Biosensor detects Down syndrome DNA


Tuesday, 19 February, 2019


Biosensor detects Down syndrome DNA

Chinese researchers have developed a sensitive new biosensor that could someday be used to detect foetal Down syndrome DNA in pregnant women’s blood.

Characterised by variable degrees of intellectual and developmental problems, Down syndrome is caused by the presence of an extra copy of chromosome 21. It is believed to be the most common birth defect, occurring once in every 700 births according to the Centers for Disease Control and Prevention.

To screen for the condition, pregnant women can have ultrasound scans or indirect blood biomarker tests, but misdiagnosis rates are high. Amniocentesis, in which doctors insert a needle into the uterus to collect amniotic fluid, provides a definitive diagnosis, but the procedure poses risks to both the pregnant woman and the foetus. The emerging method of whole-genome sequencing is also highly accurate, but it is a slow and expensive process.

With this in mind, Zhiyong Zhang from Peking University and colleagues sought to develop a fast, sensitive and cost-effective test that could detect elevated DNA concentrations of chromosome 21 DNA in pregnant women’s blood. The results of their research were published in the American Chemical Society (ACS) journal Nano Letters.

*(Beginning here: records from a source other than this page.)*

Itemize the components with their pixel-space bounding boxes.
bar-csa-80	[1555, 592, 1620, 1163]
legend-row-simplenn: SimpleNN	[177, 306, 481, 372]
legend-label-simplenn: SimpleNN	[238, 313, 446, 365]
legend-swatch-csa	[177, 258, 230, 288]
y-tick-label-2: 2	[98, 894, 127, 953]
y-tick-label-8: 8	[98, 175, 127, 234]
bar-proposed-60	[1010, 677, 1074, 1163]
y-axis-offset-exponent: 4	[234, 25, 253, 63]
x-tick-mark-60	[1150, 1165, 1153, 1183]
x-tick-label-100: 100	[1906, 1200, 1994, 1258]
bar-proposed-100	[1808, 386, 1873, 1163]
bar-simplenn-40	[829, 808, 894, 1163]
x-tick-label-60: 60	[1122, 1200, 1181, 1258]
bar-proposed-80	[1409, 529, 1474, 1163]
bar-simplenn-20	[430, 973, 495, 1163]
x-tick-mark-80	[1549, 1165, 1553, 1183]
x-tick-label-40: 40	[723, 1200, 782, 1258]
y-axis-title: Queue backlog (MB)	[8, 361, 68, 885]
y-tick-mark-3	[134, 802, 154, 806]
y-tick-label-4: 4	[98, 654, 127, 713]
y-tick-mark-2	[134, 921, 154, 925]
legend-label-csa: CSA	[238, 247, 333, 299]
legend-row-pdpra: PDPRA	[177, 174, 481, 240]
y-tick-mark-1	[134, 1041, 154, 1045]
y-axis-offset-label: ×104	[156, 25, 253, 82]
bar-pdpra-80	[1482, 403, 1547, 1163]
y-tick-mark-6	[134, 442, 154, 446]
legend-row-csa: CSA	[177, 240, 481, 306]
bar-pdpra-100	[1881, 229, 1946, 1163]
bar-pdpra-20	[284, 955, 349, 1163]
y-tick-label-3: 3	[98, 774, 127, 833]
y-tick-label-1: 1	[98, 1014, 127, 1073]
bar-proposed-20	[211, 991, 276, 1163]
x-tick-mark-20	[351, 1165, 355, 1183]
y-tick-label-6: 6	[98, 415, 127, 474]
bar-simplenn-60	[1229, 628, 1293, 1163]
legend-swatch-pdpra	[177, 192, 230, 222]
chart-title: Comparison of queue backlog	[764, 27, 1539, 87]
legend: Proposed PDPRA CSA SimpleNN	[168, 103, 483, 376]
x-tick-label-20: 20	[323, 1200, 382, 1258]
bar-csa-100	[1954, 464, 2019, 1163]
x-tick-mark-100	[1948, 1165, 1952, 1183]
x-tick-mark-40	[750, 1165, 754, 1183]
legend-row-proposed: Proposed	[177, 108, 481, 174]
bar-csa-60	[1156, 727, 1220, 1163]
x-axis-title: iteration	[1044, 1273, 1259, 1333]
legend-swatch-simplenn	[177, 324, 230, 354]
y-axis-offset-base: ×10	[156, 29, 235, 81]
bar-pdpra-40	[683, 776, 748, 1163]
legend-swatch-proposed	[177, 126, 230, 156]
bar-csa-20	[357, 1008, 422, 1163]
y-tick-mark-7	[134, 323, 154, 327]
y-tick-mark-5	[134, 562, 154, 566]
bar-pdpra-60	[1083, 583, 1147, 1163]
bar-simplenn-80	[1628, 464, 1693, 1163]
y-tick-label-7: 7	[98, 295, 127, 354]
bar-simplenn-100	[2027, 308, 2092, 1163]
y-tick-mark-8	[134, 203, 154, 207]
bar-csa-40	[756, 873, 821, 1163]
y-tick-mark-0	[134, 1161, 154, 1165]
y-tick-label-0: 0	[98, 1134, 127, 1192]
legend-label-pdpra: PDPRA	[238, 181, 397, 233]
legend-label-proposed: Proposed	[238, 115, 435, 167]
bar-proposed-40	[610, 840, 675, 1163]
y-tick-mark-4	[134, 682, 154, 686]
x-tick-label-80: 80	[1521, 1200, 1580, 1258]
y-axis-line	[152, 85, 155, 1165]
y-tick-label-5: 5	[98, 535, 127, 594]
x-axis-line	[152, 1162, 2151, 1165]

The researchers used field-effect transistor biosensor chips based on a single layer of molybdenum disulfide. They attached gold nanoparticles to the surface. On the nanoparticles, they immobilised probe DNA sequences that can recognise a specific sequence from chromosome 21.

When the team added chromosome 21 DNA fragments to the sensor, they bound to the probes, causing a drop in the electrical current of the device. The biosensor could detect DNA concentrations as low as 0.1 fM/L, which is much more sensitive than other reported field-effect transistor DNA sensors.

The researchers say that eventually, the test could be used to compare levels of chromosome 21 DNA in blood with that of another chromosome, such as 13, to determine if there are extra copies, suggesting a foetus has Down syndrome.